Contact: Madeleine Greene, Personal Financial Counselor, Contractor for the Department of Defense. Greene worked as a financial counselor and educator for Cooperative Extension Service through the University of Maryland for more than 15 years.
Situation: Financial education workshops on military bases in the greater Washington, DC area and at military installations across the country. The goal of the financial management workshops is to create a corps of financially stable service members.
Who: Service members and spouses between the ages of 19 and 30 years old in the military’s different branches: Army Community service, Fleet and Family Support, and Airman and Family Readiness. Typically they either are required to attend by a commanding officer due to financial difficulties or they are motivated to be better educated about money and are being proactive.
- To engage her audience and create an open, trusting atmosphere. Greene wants people in her classes to feel that they can share their experiences without embarrassment or shame and ask questions freely.
- This comprehensive class usually has two dozen students and covers why it is important to focus on and understand money, basic budgeting, military benefits, savings and the Thrift Savings Plan (TSP), credit use and evaluation, getting out of debt, major purchases, insurance, record-keeping and retirement.
- The Money Habitude cards are usually the first exercise and each person does the Money Habitudes Solitaire game. It serves as an introduction to what will follow and captures the audience-even those who are not there of their own choosing-by getting them involved and interested in the subject.

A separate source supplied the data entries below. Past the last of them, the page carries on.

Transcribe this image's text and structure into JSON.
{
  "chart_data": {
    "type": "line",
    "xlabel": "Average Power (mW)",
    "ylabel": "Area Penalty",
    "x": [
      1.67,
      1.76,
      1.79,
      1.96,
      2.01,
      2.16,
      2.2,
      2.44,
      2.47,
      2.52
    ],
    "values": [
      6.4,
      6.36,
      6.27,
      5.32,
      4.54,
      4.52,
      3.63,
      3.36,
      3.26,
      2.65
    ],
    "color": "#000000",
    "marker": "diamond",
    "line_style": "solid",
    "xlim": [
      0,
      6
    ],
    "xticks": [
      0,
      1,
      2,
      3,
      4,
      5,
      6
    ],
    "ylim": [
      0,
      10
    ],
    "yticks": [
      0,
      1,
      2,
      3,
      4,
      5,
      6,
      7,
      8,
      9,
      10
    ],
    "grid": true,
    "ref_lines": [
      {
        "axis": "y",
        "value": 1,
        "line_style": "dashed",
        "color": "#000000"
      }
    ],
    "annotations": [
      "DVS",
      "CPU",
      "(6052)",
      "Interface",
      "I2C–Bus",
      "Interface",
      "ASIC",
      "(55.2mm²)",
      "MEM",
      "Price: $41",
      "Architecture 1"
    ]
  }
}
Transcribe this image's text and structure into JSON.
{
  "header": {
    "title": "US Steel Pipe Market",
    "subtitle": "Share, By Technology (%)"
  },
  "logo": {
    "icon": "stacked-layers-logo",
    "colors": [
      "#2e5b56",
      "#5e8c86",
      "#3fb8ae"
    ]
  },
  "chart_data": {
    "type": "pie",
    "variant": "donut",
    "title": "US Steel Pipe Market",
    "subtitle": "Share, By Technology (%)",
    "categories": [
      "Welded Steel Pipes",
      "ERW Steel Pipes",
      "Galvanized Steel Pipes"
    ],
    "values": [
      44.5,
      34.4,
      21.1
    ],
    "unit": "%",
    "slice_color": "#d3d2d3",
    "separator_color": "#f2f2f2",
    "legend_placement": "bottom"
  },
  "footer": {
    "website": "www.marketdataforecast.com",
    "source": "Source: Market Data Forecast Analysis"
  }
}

- I like to say to them, ‘OK, you’re here. They [the military] have said, ‘Use these eight hours to talk about money.’ I don’t know you. You don’t know me, but I want you to know that I’m here to be of service to you and I think these cards will help you understand and process a lot of the information that I have to share with you today. How you’re going to listen, how you’re going to hear, how you’re going to process is subliminally influenced by what has happened to you.
- After the class sorts their Money Habitudes cards, she takes a tally where people share their different dominant Habitudes. This low-risk exercise to share something personal and financial underscores that people are different and that they come from different places when it comes to money.
- The cards get their attention and are a fabulous way to have individuals work it out for themselves. They figure out the real reason they are using money the way they do.
- People learn best when they are involved in their learning. Through the cards they are involved, they reflect and are more likely to apply what they’ve learned.
- The cards help them to understand and process a lot of the information that is shared within the context of this class.
Observations and Comments:
Too often I think that people jump right in with the body of material they want to present, but [first] you need some method to get people to be with you because then they’re going to hear you better and they’re going to engage with the material.
Part of the reason that the cards work is because participants find value in the insights they provide—and that they accurately capture people’s strengths and challenges around dealing with money.
The thing that I love about using the cards is a comment I have heard over and over and over again: ‘Oh, did they get me right!’ or ‘I can’t believe how accurate this is!’
Money Habitudes cards are a versatile tool. I always take them with me because, invariably, I can make them work in the situation I find myself in.
Beyond the hands-on engagement the cards offer they help people put the other topics in context. Understanding one’s Habitudes then frames other aspects of financial well-being regarding spending or saving smarter, investing, going into debt, giving to charity and the like. This is especially important with an audience that often lacks financial life experience and good financial role models.